Durante esos viajes pasó por la que había sido Troya y por Itaca, donde
conoció las tradiciones míticas y heroicas que lo impulsaron a componer las
rapsodias de sus dos grandes epopeyas. Luego de recorrer el Peloponeso
sintióse atacado de una afección a la vista, quedando ciego al poco tiempo.

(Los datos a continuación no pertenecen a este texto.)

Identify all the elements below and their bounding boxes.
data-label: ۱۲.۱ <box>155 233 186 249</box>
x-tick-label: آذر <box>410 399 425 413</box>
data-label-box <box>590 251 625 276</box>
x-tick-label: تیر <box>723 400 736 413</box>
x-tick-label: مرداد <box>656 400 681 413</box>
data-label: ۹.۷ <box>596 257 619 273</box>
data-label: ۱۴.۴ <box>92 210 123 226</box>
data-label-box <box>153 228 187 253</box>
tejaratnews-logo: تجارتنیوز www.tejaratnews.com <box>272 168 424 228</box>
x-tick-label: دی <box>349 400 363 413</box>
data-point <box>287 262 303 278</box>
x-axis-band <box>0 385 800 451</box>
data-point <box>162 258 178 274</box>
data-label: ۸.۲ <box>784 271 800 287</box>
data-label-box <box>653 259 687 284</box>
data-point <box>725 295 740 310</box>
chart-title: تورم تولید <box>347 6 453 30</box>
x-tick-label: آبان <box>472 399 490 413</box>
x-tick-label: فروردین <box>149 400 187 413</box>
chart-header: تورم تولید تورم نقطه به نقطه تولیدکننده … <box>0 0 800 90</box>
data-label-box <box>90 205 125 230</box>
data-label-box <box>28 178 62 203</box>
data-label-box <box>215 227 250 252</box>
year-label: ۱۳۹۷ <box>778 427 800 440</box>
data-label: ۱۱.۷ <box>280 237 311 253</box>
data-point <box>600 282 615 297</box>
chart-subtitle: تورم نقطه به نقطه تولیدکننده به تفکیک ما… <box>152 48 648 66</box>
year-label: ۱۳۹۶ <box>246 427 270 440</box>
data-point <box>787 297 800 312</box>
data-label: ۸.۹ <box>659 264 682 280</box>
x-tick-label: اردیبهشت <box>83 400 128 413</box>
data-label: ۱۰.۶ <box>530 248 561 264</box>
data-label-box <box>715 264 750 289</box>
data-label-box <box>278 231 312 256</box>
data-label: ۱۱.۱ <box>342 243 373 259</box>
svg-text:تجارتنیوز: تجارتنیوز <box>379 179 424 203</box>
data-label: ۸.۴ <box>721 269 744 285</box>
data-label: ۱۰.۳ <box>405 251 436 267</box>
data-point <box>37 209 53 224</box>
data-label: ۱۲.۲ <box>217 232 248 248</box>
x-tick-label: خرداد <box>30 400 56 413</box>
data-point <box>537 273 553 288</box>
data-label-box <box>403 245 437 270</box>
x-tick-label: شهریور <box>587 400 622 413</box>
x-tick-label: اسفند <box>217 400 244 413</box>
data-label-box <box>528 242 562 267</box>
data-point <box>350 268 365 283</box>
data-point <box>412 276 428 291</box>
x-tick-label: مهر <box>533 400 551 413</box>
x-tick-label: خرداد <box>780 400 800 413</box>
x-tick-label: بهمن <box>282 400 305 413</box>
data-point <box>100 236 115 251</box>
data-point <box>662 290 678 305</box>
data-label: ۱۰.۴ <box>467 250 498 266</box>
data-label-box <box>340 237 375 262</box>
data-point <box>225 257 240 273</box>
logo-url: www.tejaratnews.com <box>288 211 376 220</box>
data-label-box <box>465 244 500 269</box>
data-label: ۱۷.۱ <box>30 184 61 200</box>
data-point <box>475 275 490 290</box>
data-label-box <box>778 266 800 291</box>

Cuéntase que, dedicado nuevamente a la poesía que aprendió en la niñez, iba
de ciudad en ciudad recitando sus poemas; que un maestro de escuela se los
escamoteó para difundirlos como propios; que fundó un centro de enseñanza,
se casó y tuvo dos hijas, sin interrumpir su creación literaria. Deseando
imponer su fama de poeta en Atenas, partió hacia dicha ciudad en compañía
de una de sus hijas y algunos discípulos, desembarcó en Samos, pero antes
de llegar a la meta encontró la muerte. Todos éstos son fragmentos, retazos
dispersos para un anecdotario, datos recogidos aquí y allá, de diversas
fuentes, para una biografía hipotética, nunca definitiva. Lo único
verdaderamente cierto y definitivo es el fruto de su genio creador, suma de
intuición y sabiduría. Muerto Homero, después de muchas andanzas y
vicisitudes, la familia de los homéridas y los aedos y rapsodas se dedican a
difundir sus incomparables y maravillosos poemas por toda el Asia Menor y las
islas del archipiélago helénico. Tanta fue la admiración que ellos despertaron
en el ámbito de la antigua Grecia que ya en el siglo VII antes de nuestra era se
los consideraba como síntesis de sabiduría y modelos de perfección literaria, lo
cual echa por tierra la escéptica afirmación del alemán Wolff. Padre de la
epopeya, género épico que después de la Ilíada y la Odisea tuvo en Los
trabajos y los días y la Eneida sus más descollantes expresiones en las
letras griegas y latinas, y precursor, con la primera de sus obras
fundamentales, de la tragedia antigua, tanto que hizo decir nada menos que a
Esquilo: “Vivo de las migajas de Homero”, para subrayar lo que significó y
significa en la cultura griega y universal basta recordar que Platón en su
República dijo que era Homero el maestro de toda Grecia y Solón dispuso que
en todas las fiestas públicas se recitasen sus poemas como el mejor homenaje
que se podía tributar al primer gran poeta de la antigüedad.